Name: Primary Literature Metadata Extractor (PLME)
Description: A huge part of research is review literature, which can be very useful to provide a good update on the status of research in a certain field. However, research is humungous. To make an effective review, one must go through and collect metadata from thousands of papers. Normally, this process would be done manually.
The problem we are attempting to solve with this project is to significantly decrease the amount of time to collect accurate metadata from a huge dataset. This primarily affects those in academia and higher education, including students like ourselves and our classmates, which allowed us to initially learn about the problem. It’s possible to do this process manually, relying on skimming individual papers or tools with semi-functional filtering capabilities, but our project will make the process far more efficient and labor-effective. Our project is important in making the literature review process far easier, which could help us and the many other students who must read research papers in large quantities.
Team members and contributions: Brooke Wangenheim (bwangenh) - Integration and Testing; Ethan Park (epark73) - Backend; Serena West (swest9) - Frontend;
Estimated Time: ≈30 hours each
https://github.com/cs0320-f23/term-project-swest9-epark73-bwangenh.git
- PDFSource interface is accepted by the MetadataHandler class to allow for different sources of content.
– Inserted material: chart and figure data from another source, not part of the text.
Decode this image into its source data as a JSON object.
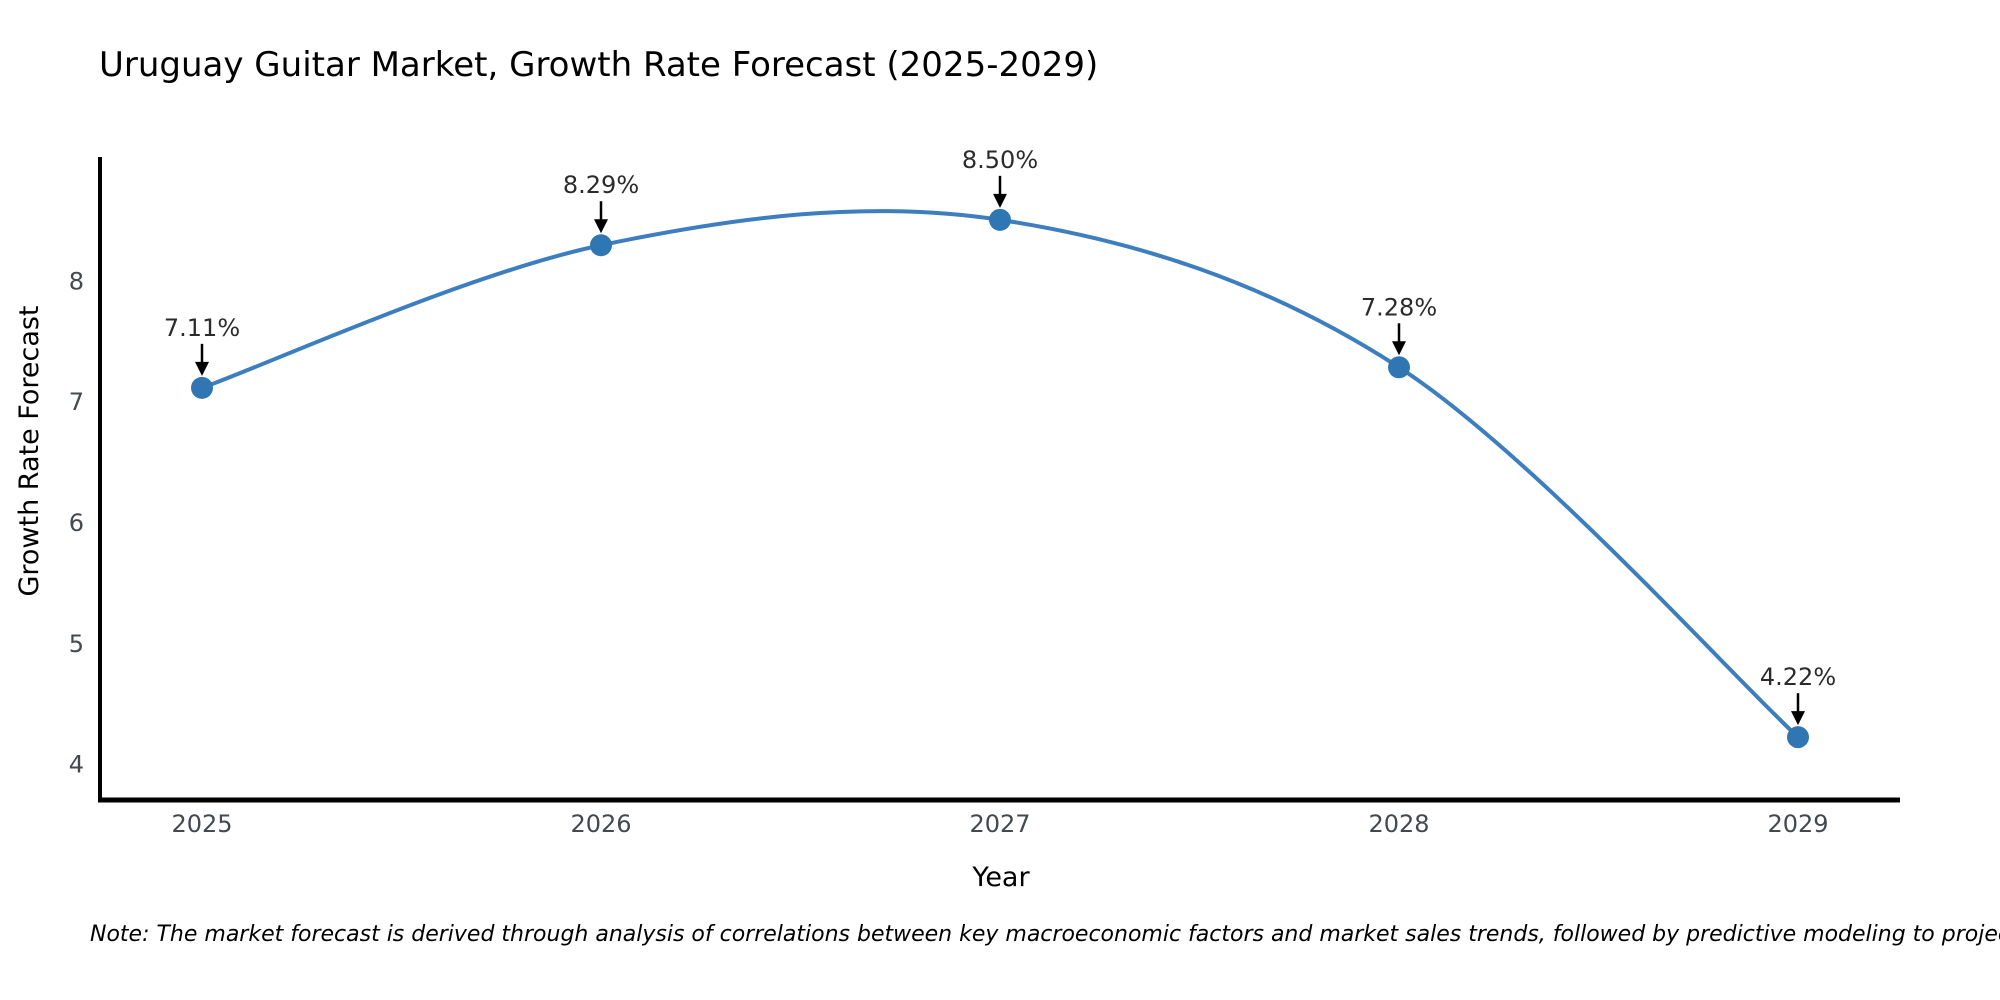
{
  "page": {
    "note": "Note: The market forecast is derived through analysis of correlations between key macroeconomic factors and market sales trends, followed by predictive modeling to project future sales."
  },
  "chart_data": {
    "type": "line",
    "title": "Uruguay Guitar Market, Growth Rate Forecast (2025-2029)",
    "xlabel": "Year",
    "ylabel": "Growth Rate Forecast",
    "categories": [
      "2025",
      "2026",
      "2027",
      "2028",
      "2029"
    ],
    "series": [
      {
        "name": "Growth Rate Forecast",
        "values": [
          7.11,
          8.29,
          8.5,
          7.28,
          4.22
        ]
      }
    ],
    "point_labels": [
      "7.11%",
      "8.29%",
      "8.50%",
      "7.28%",
      "4.22%"
    ],
    "yticks": [
      4,
      5,
      6,
      7,
      8
    ],
    "ylim": [
      3.7,
      9.02
    ],
    "grid": false,
    "legend": "none",
    "smooth": true,
    "marker_style": "circle",
    "annotation_style": "black-down-arrow",
    "colors": {
      "line": "#3c7ebf",
      "marker": "#2f76b3",
      "axis": "#000000",
      "tick_label": "#42494f",
      "title": "#2c3e5d",
      "axis_title": "#3f4a5a",
      "annotation": "#2b2b2b",
      "note": "#1c1c1c",
      "background": "#ffffff"
    }
  }
}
- See records folder documentation for additional data structure and json structure information.
- The current outputs result in some cells not matching their column label.
- Relevance scores are relatively lost for most files input
- Post request may cause CORS error depending on system settings.
In the frontend directory, run npm run start in the terminal to start the frontend.
Query
Manual File input: Provide the file’s title and public link or pathway to file (must be in data folder of the backend)
All queries require a title and question
Query inputs: If you would like to enter a keyword list separate you keywords with commas
To enter a keyword map please input in this format: Keyword1: word1 word2 word3, Keyword2: word4 word 5 word6
File input with csv: Enter csv file in first filepath box (must be in data folder of the backend) and input query same as above query instructions. The first column of the csv should be the title of the pdf. The second column is the filepath (if uploading local pdf). The third column is the link to the pdf. Only one of the 2nd or 3rd columns should be filled.
Run the Server file to turn on the backend API.
Multipart Post Request: https://stackoverflow.com/questions/1378920/how-can-i-make-a-multipart-form-data-post-request-using-java#comment1218277_1379002
Levenshtein Edit Distance Algorithm: https://www.educative.io/answers/the-levenshtein-distance-algorithm
- Table sorting and searching
- Cleaner user interface
- Caching for space optimization
- Using APIs to map from DOI links to all relevant information on a paper
- External API extensibility
- Creation of an NLP model to minimize costs and optimize the metadata extracting algorithm.